Cellular theory of MJJG
Raphael Saltwood
PlainMrBotanyB at outlook.com
Tue Apr 20 08:55:04 UTC 2021
The DNA gives rise to the RNA, and only then does the RNA travel to the ribosome, where it produces various proteins.
The text should give rise to a continuous linear read, and then that familiarity can produce various viewpoints and commentary.
Fortunately, we have the beginnings of a linear read to return to. And diligently pursue.
But first, however (or, “howsomever,” as I seem to recall Dean Moriarty or some other character saying in _On the Road_ & retain lo these many years, although never hearing or seeing it anywhere else, doubtless because of Kerouac’s word-cunning sticking to one’s verbal ribs) -
There’s a passage on pg 239-40:
(Earline) - Pop, I believe in Jes Grew now.
(LaBas) - You do?
(Earline - ) Yes, she answers as they walk past a fashion store whose inventory of Haitian clothes and jewelry has been drastically reduced in price, down the streets of boarded-up cabarets, gone now is the zest of the days when people were waiting for Jes Grew to invade and join its jazzed-up scouts already on the scene.
————
There are a lot of pieces to that - some of it is “business cycle,” “irrational exuberance,” the zeitgeist that Reed earlier refers to in terms of a dog show & a road race, the father-daughter dynamic, the perseverance in the face of setbacks...
It’s evocative of similar phenomena one might have experienced in one’s own times, like the 60s segueing into the 70s as Pynchon shows so well in _Vineland_ and _Inherent Vice_, and Cheech and Chong summed up as “recession - repression - same thing, man.”
The 60s clothing, new music, anti war advocacy, civil rights, and a rising stock market.
The early 70s were by comparison gray, dispirited days.
Or the tech bubble, it was exciting to be alive in the late 90s.

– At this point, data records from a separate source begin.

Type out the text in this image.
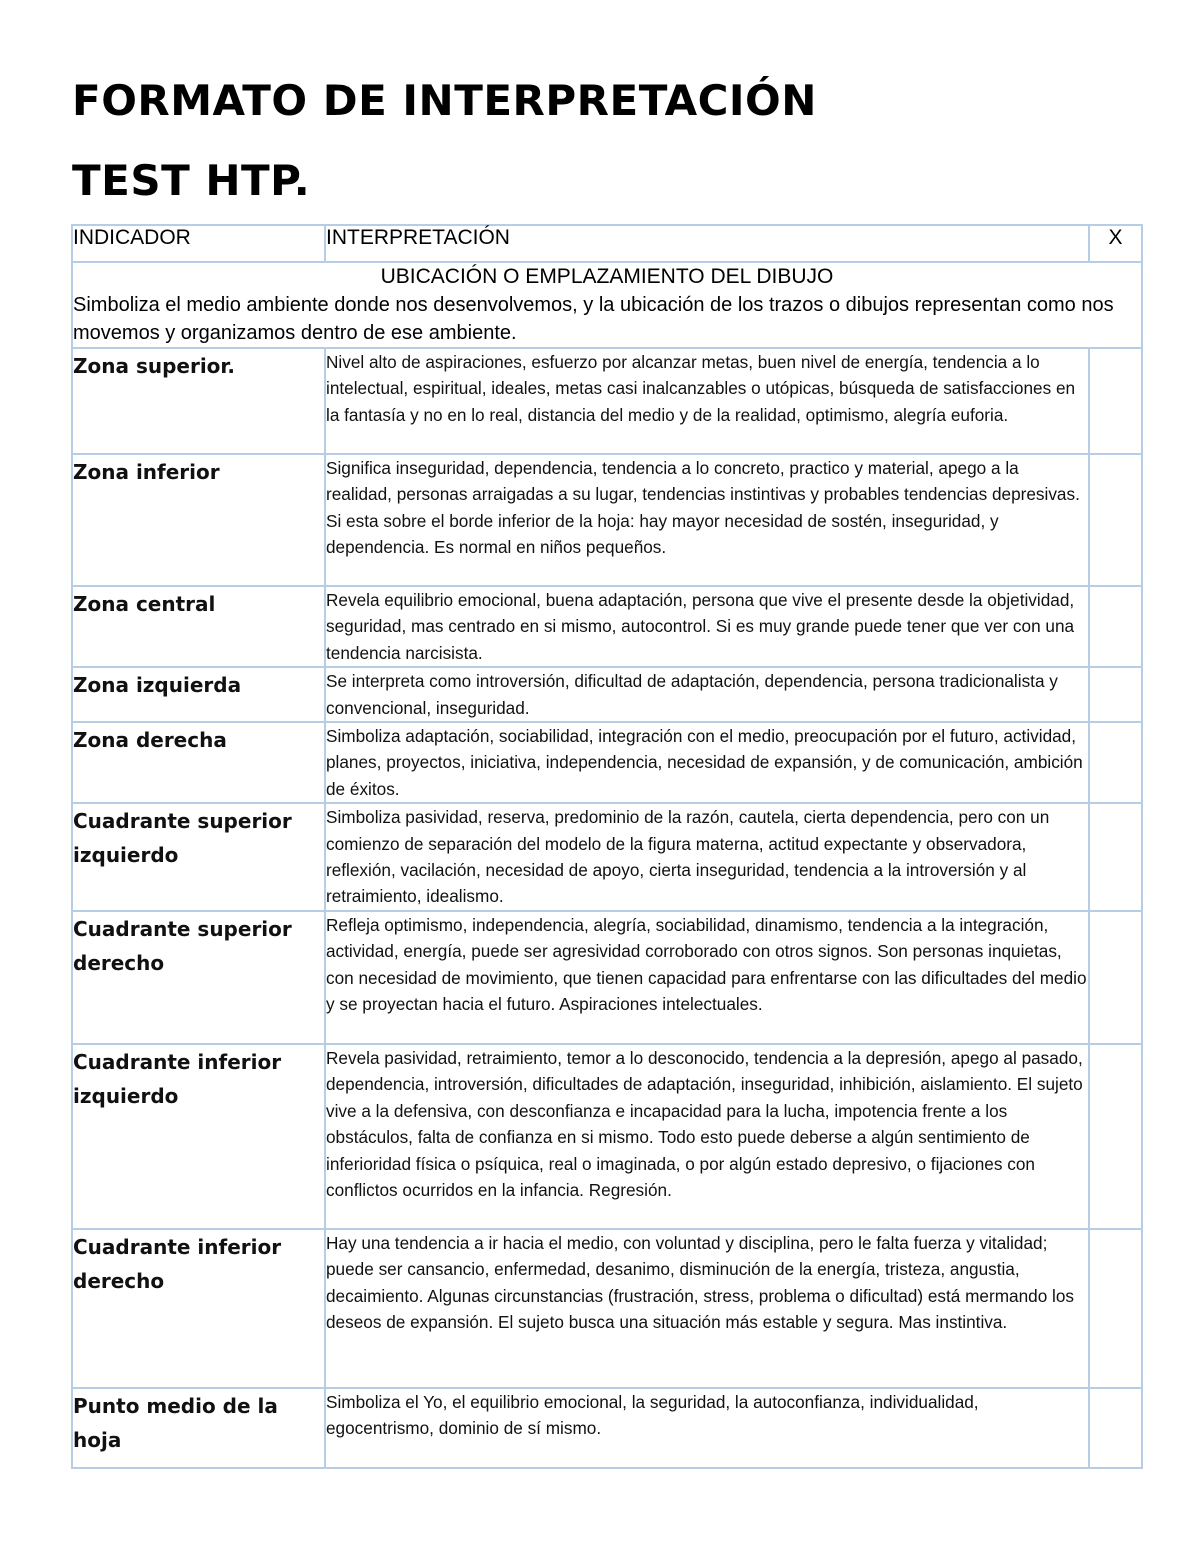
FORMATO DE INTERPRETACIÓN
TEST HTP.
INDICADOR	INTERPRETACIÓN	X

UBICACIÓN O EMPLAZAMIENTO DEL DIBUJO
Simboliza el medio ambiente donde nos desenvolvemos, y la ubicación de los trazos o dibujos representan como nos movemos y organizamos dentro de ese ambiente.		

Zona superior.	Nivel alto de aspiraciones, esfuerzo por alcanzar metas, buen nivel de energía, tendencia a lo intelectual, espiritual, ideales, metas casi inalcanzables o utópicas, búsqueda de satisfacciones en la fantasía y no en lo real, distancia del medio y de la realidad, optimismo, alegría euforia.	
Zona inferior	Significa inseguridad, dependencia, tendencia a lo concreto, practico y material, apego a la realidad, personas arraigadas a su lugar, tendencias instintivas y probables tendencias depresivas.
Si esta sobre el borde inferior de la hoja: hay mayor necesidad de sostén, inseguridad, y dependencia. Es normal en niños pequeños.	

Zona central	Revela equilibrio emocional, buena adaptación, persona que vive el presente desde la objetividad, seguridad, mas centrado en si mismo, autocontrol. Si es muy grande puede tener que ver con una tendencia narcisista.	
Zona izquierda	Se interpreta como introversión, dificultad de adaptación, dependencia, persona tradicionalista y convencional, inseguridad.	
Zona derecha	Simboliza adaptación, sociabilidad, integración con el medio, preocupación por el futuro, actividad, planes, proyectos, iniciativa, independencia, necesidad de expansión, y de comunicación, ambición de éxitos.	
Cuadrante superior izquierdo	Simboliza pasividad, reserva, predominio de la razón, cautela, cierta dependencia, pero con un comienzo de separación del modelo de la figura materna, actitud expectante y observadora, reflexión, vacilación, necesidad de apoyo, cierta inseguridad, tendencia a la introversión y al retraimiento, idealismo.	
Cuadrante superior derecho	Refleja optimismo, independencia, alegría, sociabilidad, dinamismo, tendencia a la integración, actividad, energía, puede ser agresividad corroborado con otros signos. Son personas inquietas, con necesidad de movimiento, que tienen capacidad para enfrentarse con las dificultades del medio y se proyectan hacia el futuro. Aspiraciones intelectuales.	
Cuadrante inferior izquierdo	Revela pasividad, retraimiento, temor a lo desconocido, tendencia a la depresión, apego al pasado, dependencia, introversión, dificultades de adaptación, inseguridad, inhibición, aislamiento. El sujeto vive a la defensiva, con desconfianza e incapacidad para la lucha, impotencia frente a los obstáculos, falta de confianza en si mismo. Todo esto puede deberse a algún sentimiento de inferioridad física o psíquica, real o imaginada, o por algún estado depresivo, o fijaciones con conflictos ocurridos en la infancia. Regresión.	
Cuadrante inferior derecho	Hay una tendencia a ir hacia el medio, con voluntad y disciplina, pero le falta fuerza y vitalidad; puede ser cansancio, enfermedad, desanimo, disminución de la energía, tristeza, angustia, decaimiento. Algunas circunstancias (frustración, stress, problema o dificultad) está mermando los deseos de expansión. El sujeto busca una situación más estable y segura. Mas instintiva.	
Punto medio de la hoja	Simboliza el Yo, el equilibrio emocional, la seguridad, la autoconfianza, individualidad, egocentrismo, dominio de sí mismo.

Watching 401k growing, learning new computer stuff everyday, being able to afford stuff that didn’t even exist not so long before.
Then - well, _Bleeding Edge_ captures some of that nexus.
The show “Psych” refers constantly back to the 80s as such a time, but although I like the show & even enjoy the references, that one was capsulized early on by Al Franken (spellcheck tried to foist Al Frankenstein) as his decade & he can have it...even though the decade was pretty good to me in retrospect...big-picture societywise, imho, things weren’t clicking in any kind of a Csikszentmihalyi kind of flow - ymmv of course...
But I guess as Mr Reed winds the book down he lets Earline broach accepting the idea of Jes Grew - not defining it verbosely at that juncture, but resting on the accumulated descriptions- being a sort of force enlivening that temporo-cultural flourishing, and - maybe? - any other particular rhubarb that might be being bruited.
Logically this might point to a single cause behind multiple occurrences, a creative genius ensuing from a pantheistic totality, or the Brahma aspect of the triune Hindu deity-cluster...but mere logic puts us in peril of Atonism.
As everyone knows now, including me (now that I’ve looked it up) —-
Reed borrowed “Jes Grew” from James Weldon Johnson, who might have been quoting a popular twist on a line from the Harriet Beecher Stowe character “Topsy” in _Uncle Tom’s Cabin_, who, unaware of a God or a mother to explain her genesis, said, “I ‘spect I just growed. Don’t think nobody never made me.”
Apparently she was quite popular & several doll manufacturers came out with “Topsy” dolls -
https://blackdollcollecting.blogspot.com/2010/02/moments-in-black-doll-history-topsy.html?m=1
(Is the doll Earline notices in the café at all relatable to a Topsy doll? Inquiring minds want to know!)
At any rate, it’s a great statement of humanist philosophy a-& maybe even existentialism, isn’t it?